New findings from a study funded by the National Institute of Mental Health has shed light on how adolescents living through the COVID-19 pandemic and its accompanying shutdowns compare, both psychologically and biologically, to their peers before the pandemic. Led by Ian Gotlib, Ph.D., at Stanford University, the study is one of the first to examine the effects of the pandemic not only on adolescents’ mental health but also on their brain structure, reflecting more lasting effects of adversity.
The sample consisted of 163 adolescents – aged 13 to 17 years – in San Francisco, California, who were participating in a larger longitudinal study. Half were assessed before the COVID-19 pandemic, and the other half were assessed after stay-at-home shutdown orders were issued in March 2020. Neuroimaging data were available for 64 adolescents in each group. To narrow in on the impact of the pandemic, the researchers matched participants in the groups on other factors that might affect their mental health and brain development, including age, sex, pubertal status, race and ethnicity, parental education, annual household income and exposure to early life stress.
Participants self-reported their depression and anxiety symptoms and internalizing and externalizing mental health problems. MRI brain scans provided data on cortical thickness and volume in subcortical brain areas – the amygdala, hippocampus and nucleus accumbens. The researchers also entered the cortical and subcortical brain scans into a machine-learning program developed by the ENIGMA-Brain Age working group to calculate participants’ overall brain age.
The two groups differed significantly in both their mental health and brain development. Compared to the pre-pandemic group, adolescents assessed after the pandemic shutdowns reported more symptoms of anxiety and depression and greater internalizing problems.
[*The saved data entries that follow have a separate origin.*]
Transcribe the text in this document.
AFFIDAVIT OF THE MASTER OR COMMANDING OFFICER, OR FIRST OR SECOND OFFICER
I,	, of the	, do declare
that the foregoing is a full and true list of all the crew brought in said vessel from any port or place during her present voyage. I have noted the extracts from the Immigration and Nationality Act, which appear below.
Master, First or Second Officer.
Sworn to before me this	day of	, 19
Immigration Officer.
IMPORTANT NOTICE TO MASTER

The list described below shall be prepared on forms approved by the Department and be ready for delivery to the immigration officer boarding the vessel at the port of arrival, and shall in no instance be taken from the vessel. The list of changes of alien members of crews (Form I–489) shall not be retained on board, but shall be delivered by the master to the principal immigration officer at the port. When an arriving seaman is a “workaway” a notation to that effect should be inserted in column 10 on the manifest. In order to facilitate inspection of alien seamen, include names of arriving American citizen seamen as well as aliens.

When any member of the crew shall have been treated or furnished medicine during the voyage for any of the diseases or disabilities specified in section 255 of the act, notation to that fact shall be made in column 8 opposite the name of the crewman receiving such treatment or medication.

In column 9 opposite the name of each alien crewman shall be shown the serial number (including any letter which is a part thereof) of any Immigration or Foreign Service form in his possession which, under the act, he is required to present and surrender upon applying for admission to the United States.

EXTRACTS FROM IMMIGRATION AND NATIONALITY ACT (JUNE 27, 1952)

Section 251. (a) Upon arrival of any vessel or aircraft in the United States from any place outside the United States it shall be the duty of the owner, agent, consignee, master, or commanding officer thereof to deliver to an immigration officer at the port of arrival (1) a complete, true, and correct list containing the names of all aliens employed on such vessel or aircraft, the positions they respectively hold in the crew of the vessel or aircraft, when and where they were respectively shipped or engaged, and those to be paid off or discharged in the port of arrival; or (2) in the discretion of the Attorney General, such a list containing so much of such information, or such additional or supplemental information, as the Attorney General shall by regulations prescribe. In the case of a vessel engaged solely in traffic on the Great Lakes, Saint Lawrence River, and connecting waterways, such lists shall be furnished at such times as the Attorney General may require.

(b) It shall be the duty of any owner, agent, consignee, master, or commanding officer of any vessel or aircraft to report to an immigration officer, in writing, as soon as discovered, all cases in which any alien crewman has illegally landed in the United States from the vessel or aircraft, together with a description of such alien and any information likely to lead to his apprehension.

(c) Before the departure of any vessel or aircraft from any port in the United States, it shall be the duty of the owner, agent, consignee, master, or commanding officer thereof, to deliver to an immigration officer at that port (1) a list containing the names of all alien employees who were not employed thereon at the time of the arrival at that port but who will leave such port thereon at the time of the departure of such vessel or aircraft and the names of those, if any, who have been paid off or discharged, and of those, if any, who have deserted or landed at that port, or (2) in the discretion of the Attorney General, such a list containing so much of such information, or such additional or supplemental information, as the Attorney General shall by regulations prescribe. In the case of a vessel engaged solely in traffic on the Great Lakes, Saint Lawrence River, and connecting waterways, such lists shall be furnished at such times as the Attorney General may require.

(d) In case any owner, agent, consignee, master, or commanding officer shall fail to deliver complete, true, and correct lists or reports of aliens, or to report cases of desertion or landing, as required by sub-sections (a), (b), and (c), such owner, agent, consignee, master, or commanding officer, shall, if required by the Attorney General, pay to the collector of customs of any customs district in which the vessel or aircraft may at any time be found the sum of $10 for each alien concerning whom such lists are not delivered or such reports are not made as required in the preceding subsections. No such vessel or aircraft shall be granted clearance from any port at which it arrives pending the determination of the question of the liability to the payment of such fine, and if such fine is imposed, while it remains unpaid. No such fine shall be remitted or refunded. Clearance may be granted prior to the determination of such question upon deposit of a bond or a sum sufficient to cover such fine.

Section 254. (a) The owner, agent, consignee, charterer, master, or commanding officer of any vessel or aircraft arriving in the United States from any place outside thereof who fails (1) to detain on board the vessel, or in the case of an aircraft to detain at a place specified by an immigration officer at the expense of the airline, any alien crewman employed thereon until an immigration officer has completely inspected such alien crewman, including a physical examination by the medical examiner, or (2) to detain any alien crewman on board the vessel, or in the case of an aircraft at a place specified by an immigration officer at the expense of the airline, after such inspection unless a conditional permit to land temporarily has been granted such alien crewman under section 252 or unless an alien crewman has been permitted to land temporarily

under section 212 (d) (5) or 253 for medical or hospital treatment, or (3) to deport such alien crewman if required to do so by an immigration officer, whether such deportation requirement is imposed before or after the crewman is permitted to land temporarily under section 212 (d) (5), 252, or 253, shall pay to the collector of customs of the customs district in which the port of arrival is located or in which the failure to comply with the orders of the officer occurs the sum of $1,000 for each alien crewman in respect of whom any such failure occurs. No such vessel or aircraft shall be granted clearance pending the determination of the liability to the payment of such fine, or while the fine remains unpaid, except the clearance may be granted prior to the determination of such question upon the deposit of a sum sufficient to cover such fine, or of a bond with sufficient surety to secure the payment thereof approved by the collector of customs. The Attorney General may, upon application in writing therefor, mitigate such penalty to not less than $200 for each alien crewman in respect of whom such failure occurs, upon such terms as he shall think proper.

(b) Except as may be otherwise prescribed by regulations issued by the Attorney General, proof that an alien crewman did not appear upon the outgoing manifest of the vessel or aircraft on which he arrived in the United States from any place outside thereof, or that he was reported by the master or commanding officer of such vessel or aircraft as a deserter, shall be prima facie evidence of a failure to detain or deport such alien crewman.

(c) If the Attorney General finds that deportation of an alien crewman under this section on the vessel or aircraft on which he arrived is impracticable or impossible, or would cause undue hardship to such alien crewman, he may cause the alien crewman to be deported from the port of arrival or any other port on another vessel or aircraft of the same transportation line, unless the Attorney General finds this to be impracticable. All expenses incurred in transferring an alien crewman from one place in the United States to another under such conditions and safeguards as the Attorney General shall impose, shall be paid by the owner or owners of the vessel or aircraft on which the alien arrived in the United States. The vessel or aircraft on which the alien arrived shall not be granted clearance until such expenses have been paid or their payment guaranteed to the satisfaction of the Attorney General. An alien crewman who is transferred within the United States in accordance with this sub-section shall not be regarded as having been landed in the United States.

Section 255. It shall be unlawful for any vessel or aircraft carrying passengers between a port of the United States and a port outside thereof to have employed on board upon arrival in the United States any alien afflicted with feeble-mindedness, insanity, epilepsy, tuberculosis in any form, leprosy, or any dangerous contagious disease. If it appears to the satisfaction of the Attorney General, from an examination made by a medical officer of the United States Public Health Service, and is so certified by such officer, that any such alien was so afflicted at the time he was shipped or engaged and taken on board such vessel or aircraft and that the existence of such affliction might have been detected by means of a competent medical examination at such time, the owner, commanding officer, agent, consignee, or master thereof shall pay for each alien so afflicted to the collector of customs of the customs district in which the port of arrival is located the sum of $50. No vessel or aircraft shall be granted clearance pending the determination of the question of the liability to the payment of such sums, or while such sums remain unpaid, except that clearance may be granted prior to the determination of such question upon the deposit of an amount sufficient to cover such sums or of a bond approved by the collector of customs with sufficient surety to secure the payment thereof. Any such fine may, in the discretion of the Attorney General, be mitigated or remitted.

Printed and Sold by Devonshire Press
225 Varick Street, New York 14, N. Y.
Their brains showed thinning of the cortex, which helps execute mental processes like planning and self-control, and reduced volume in the hippocampus and amygdala, which are involved in accessing memories and regulating responses to fear and stress, respectively.
Moreover, based on their cortical and subcortical features, the post-shutdown group had older brain ages than adolescents assessed before the pandemic. Their brains showed neuroanatomical features more typical of older people or those who experienced chronic stress or adversity in childhood. Thus, this study shows an association between the COVID-19 pandemic and impaired mental health and maladaptive brain development among adolescents.
Last, the researchers considered the possibility that a longer duration of social distancing exacerbated the psychobiological impacts of the pandemic. However, in analyses examining changes in the post-shutdown group based on the number of days from the start of the shelter-in-place orders, no significant associations were observed with any of the mental health or brain development measures.
In addition to replicating prior findings that the COVID-19 pandemic adversely affected adolescents’ mental health, this study showed that the pandemic may have physically aged their brains. Compared to carefully matched peers assessed before the pandemic, adolescents who lived through the pandemic-related shutdowns and continued to experience COVID-19’s ongoing disruptions had greater cortical thinning and larger hippocampal and amygdala volumes – neural alterations that may reflect accelerated brain aging.
This study has important scientific and societal implications. First, researchers conducting longitudinal studies that span the pandemic will have to contend with its possible impact on participants’ mental and physical health and be careful when making pre- to post-pandemic comparisons that assume normative development is unchanged. On a societal level, the results suggest that, at least in the short term, adolescents are experiencing greater levels of depression and anxiety and may need mental health care to help them cope. Moreover, measurable changes in brain development suggest that they may also benefit from other services, such as those supporting cognitive processes or emotion regulation.
Although the findings provide novel information about effects of the COVID-19 pandemic during a critical life stage, the authors emphasize that their findings should be replicated and extended in more diverse samples. For instance, participants in the current study had a relatively high socioeconomic status.
However, marginalized groups, including people with low socioeconomic status, have been exposed to greater health, economic and psychological stresses from the pandemic. In addition, experiences around the shutdown orders – and subsequent effects on mental health and brain development – reflected COVID-19 policies in a specific location in the United States.
Determining whether the results remain the same with more diverse groups and in different parts of the country will help inform public health policies aimed at reducing the adverse effects of the pandemic on health and development. The research team plans to assess these participants at age 20, and future studies should build on the current findings to determine the extent and persistence of such changes.